Sunday, October 17, 2010

One Child's Icon

It was my wife Rowena that taught me. The bread in the Priest’s hands is not a symbol of the body of Christ. It is the body of Christ. The wine is the blood of Christ.  An icon offers the same chance for communion. The young girl at the Gates of Dawn in Vilnius does more than view an artifact. She becomes part of its history, the history of the church that kept this image for centuries and the community that has protected the church. She participates in the embodiment of a young Palestinian girl in fear for her life and the life of her newborn child fleeing a great evil. She becomes part of an ongoing act of creation; the ethereal eternal life of the meaning of Faith.

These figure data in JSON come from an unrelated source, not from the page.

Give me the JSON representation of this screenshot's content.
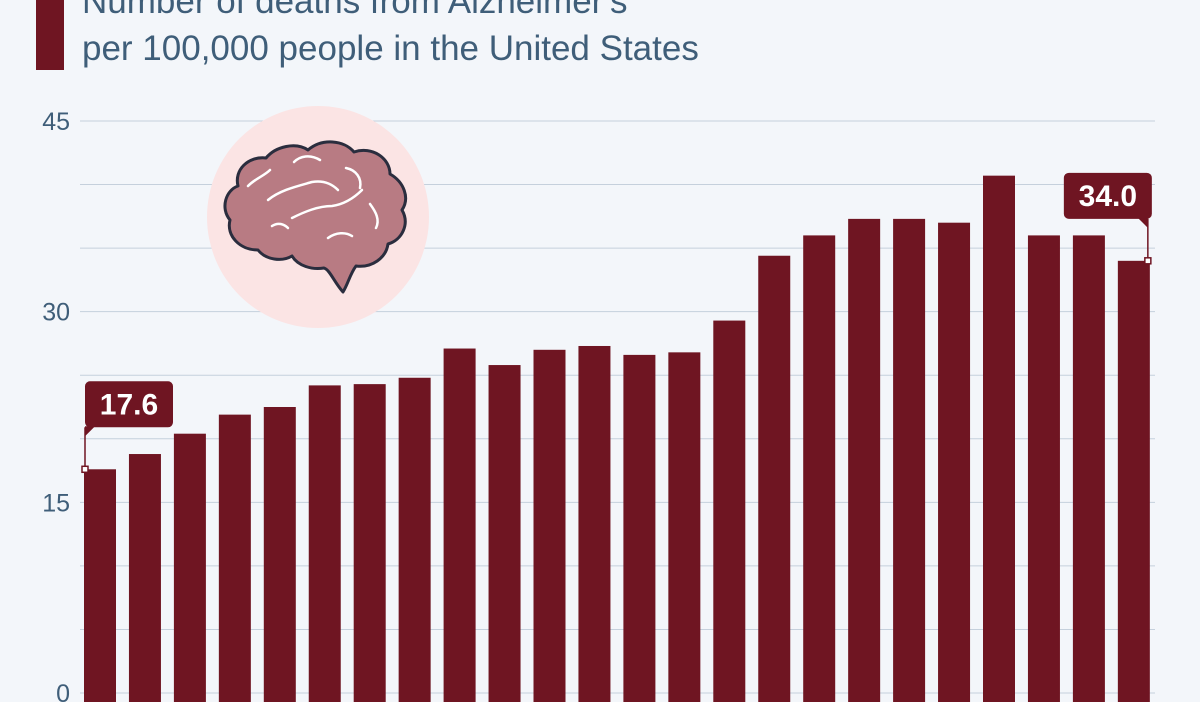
{
  "title": {
    "line1": "Number of deaths from Alzheimer's",
    "line2": "per 100,000 people in the United States"
  },
  "colors": {
    "bar": "#6f1522",
    "grid": "#c5d0dc",
    "axis_text": "#3f5e79",
    "icon_circle": "#fbe4e4",
    "brain_fill": "#b87b83",
    "brain_outline": "#2a2d3e"
  },
  "icon": "brain-icon",
  "chart_data": {
    "type": "bar",
    "ylim": [
      0,
      45
    ],
    "y_ticks": [
      0,
      15,
      30,
      45
    ],
    "grid": true,
    "values": [
      17.6,
      18.8,
      20.4,
      21.9,
      22.5,
      24.2,
      24.3,
      24.8,
      27.1,
      25.8,
      27.0,
      27.3,
      26.6,
      26.8,
      29.3,
      34.4,
      36.0,
      37.3,
      37.3,
      37.0,
      40.7,
      36.0,
      36.0,
      34.0
    ],
    "callouts": [
      {
        "index": 0,
        "label": "17.6"
      },
      {
        "index": 23,
        "label": "34.0"
      }
    ]
  }
}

Whether it is the story of the Last Supper, the Ghost Dance of the First Nations, the  Sufi Sama or the Silver Madonna each culture offers communion.  A transcendent and epiphanic experience that embodies a larger understanding. But it is always a work of art that is the point of contact, the navel from which Vishnu’s lotus springs. In Eastern cultures the Lotus represents many important concepts and appears in countless images and sculptures. One image pervasive to  Hinduism is Vishnu in repose, Lakshmi at his feet, as he dreams the Universe. A lotus grows from his navel and within the lotus is Brahma, the creator.  Everywhere the Buddha steps a lotus  flower blooms. The opening petals embody the expansion of the soul. It embodies the ascension of the spirit from the earthly depths to the light of Heaven, the spirit that cannot be blemished.

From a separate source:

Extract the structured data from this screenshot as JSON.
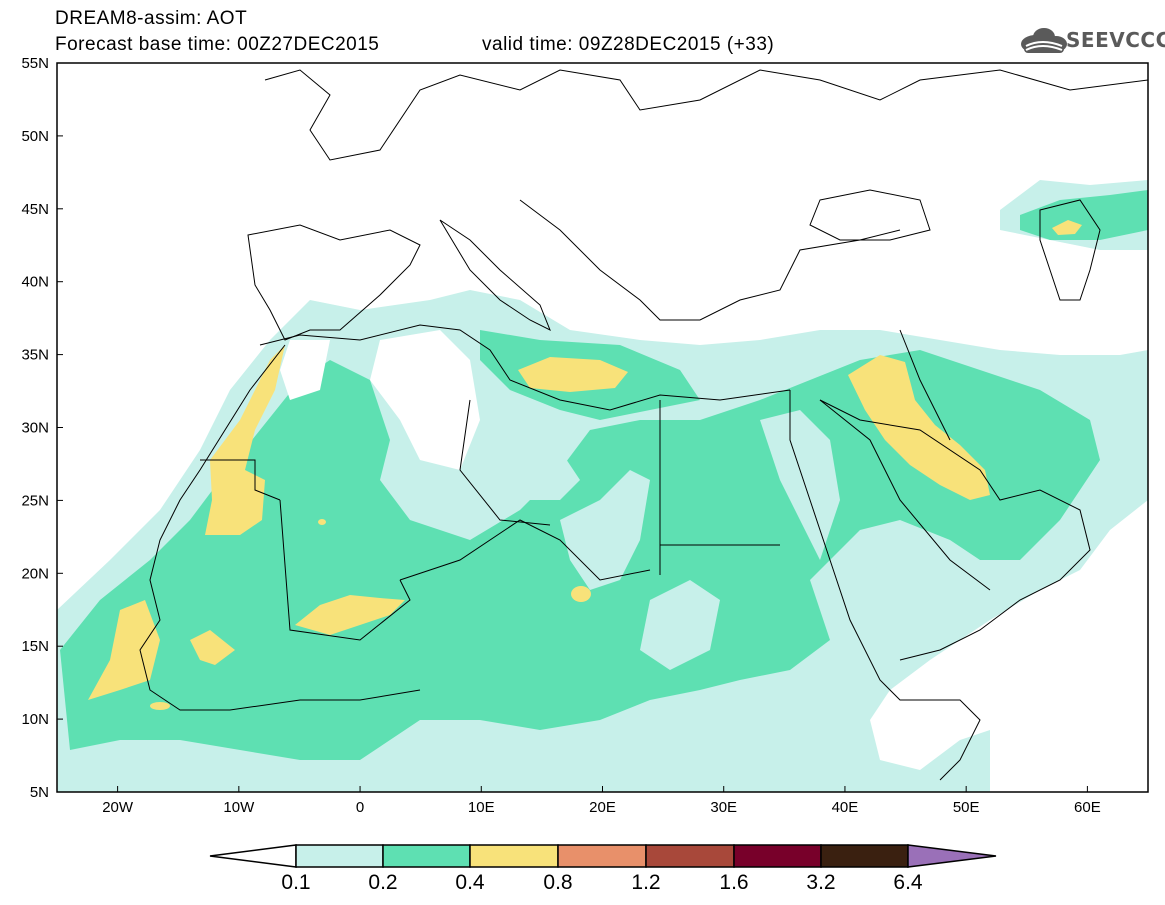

It was the holy book “Outdoor Life Magazine” that led me.  “Lunker Largemouth Lurk Beneath the Lily Pads” proclaimed the cover that featured a Bass with a feathered jig in its mouth soaring above a water lily. It looked just like the five pounder that hung on my friend's wall, and if there was anything my twelve-year-old self wanted it was a stuffed fish I could call my own. I knew just where to go. The east shore of City Lake was covered with Lily pads, completely covered. There was not an opening for my cast much larger than a truck tire and it was nearly impossible to reel in the lure without snagging the pads' long underwater stems.  I decided to try the old standby of bait and bobber. But as it turns out the promised bass were not fond of this combo and I would spend many fishless hours watching the red and white plastic orb float motionlessly. Eventually I left the rod and reel at home and spent the days at the water’s edge amongst the enormous purple, pink and white flowers in solitude
This was my first Aesthetic experience. Something I chose for myself that had no desired outcome save its own existence.  It is here that I learned about the bond of beauty and silence.  I came because those two things dwelled there. I told no one, not even my family, of this. I didn’t know how.  In college I tried. Our Eastern Art class spent a couple of days on the symbolism of the lotus. I found it quite exciting that half the world found significance in the same thing I did. But my understanding of the lotus was very different from the text and since my ideas wouldn’t be on the test they were greeted with a profound blank stare by the circle of friends that study grouped Art History 205.
As an artist I don’t just want to make pretty pictures; I want to give. And if I were to give you anything it would be the experience of being a young boy learning how beautiful the world is. How beautiful he is. We would follow the Tao down to the low places that most avoid and although we would walk through mud to get there, we would not be blemished. We would be there to witness the expansion of his soul. We would travel Vishnu’s universe together. We would never leave this place.
Until I can offer this experience, I will offer you its familiar. I will take paper and ink and paint and whatever else helps me find the image that I have held dear for four decades. I will bind all these things together. I will offer you One Child’s Icon.